In pliable index coding (PICOD), a number of clients are connected via a noise-free broadcast channel to a server which has a list of messages. Each client has a unique subset of messages at the server as side-information and requests for any one message not in the side-information. A PICOD scheme of length $\ell$ is a set of $\ell$ encoded transmissions broadcast from the server such that all clients are satisfied. Finding the optimal (minimum) length of PICOD and designing PICOD schemes that have small length are the fundamental questions in PICOD. In this paper, we use a hypergraph-based approach to derive new achievability and converse results for PICOD. We present an algorithm which gives an achievable scheme for PICOD with length at most $\Delta(\mathcal{H})$, where $\Delta(\mathcal{H})$ is the maximum degree of any vertex in a hypergraph that represents the PICOD problem. We also give a lower bound for the optimal PICOD length using a new structural parameter associated with the PICOD hypergraph called the nesting number. Finally, we identify a class of problems for which our converse is tight, and also characterize the optimal PICOD lengths of problems with $\Delta(\mathcal{H})\in\{1,2,3\}$.
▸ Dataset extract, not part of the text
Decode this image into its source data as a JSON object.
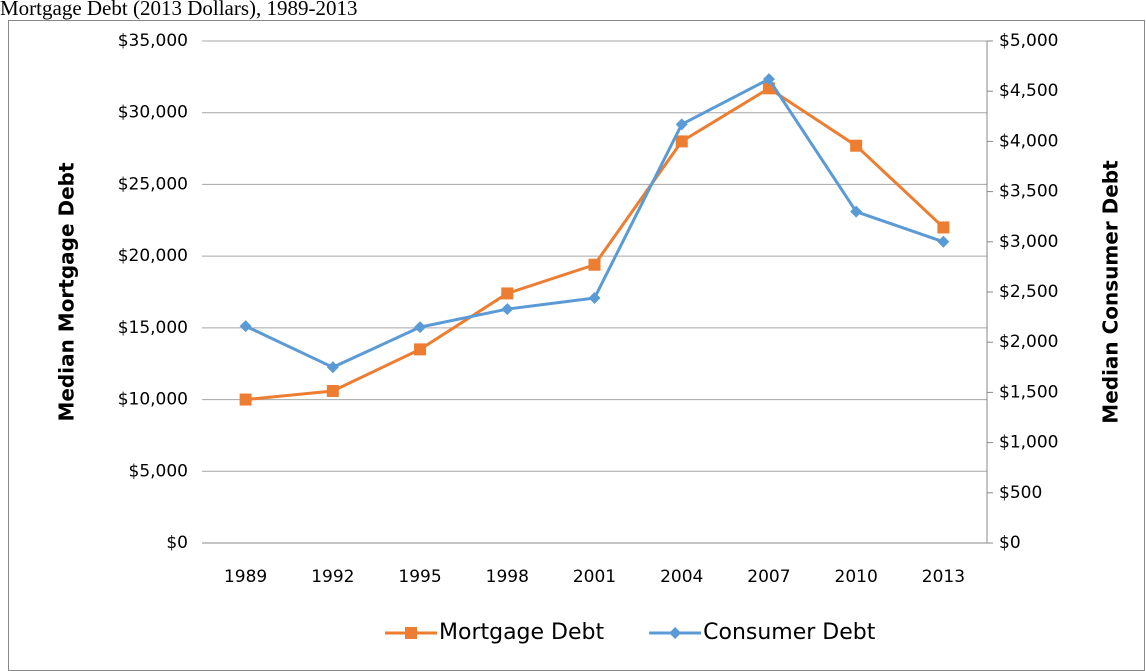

翻译：在可信赖的索引编码(PICOD)中,一些客户通过无噪音广播频道连接到一个服务器,该服务器有一份信息列表。每个客户在服务器上有一个独特的信息子集,作为侧信息,并请求任何非侧信息。一个长度为$\ell$(美元)的 PICOD 计划是一套由服务器播放的编码传输,使所有客户都满意。在代表 PICOD 问题的高空测量中,找到PICOD 和设计短长度的 PICOD 计划的最佳(最小)长度(最小)是PICOD 的基本问题。在本文中,我们使用基于高空的超文本方法为 PICOD 生成新的可接收性和反向结果。我们提出了一个算法,它为 PICOD 提供了可实现的方案,其长度最多为$\delta(mathcal{H}$( mathcalca{H} $(最小) 是代表 PICOD 问题的任何顶点的最大(最小) 度。我们用新的结构参数来设定最理想的 PICODD 的长度,最后是PICD 类的 和最接近的 。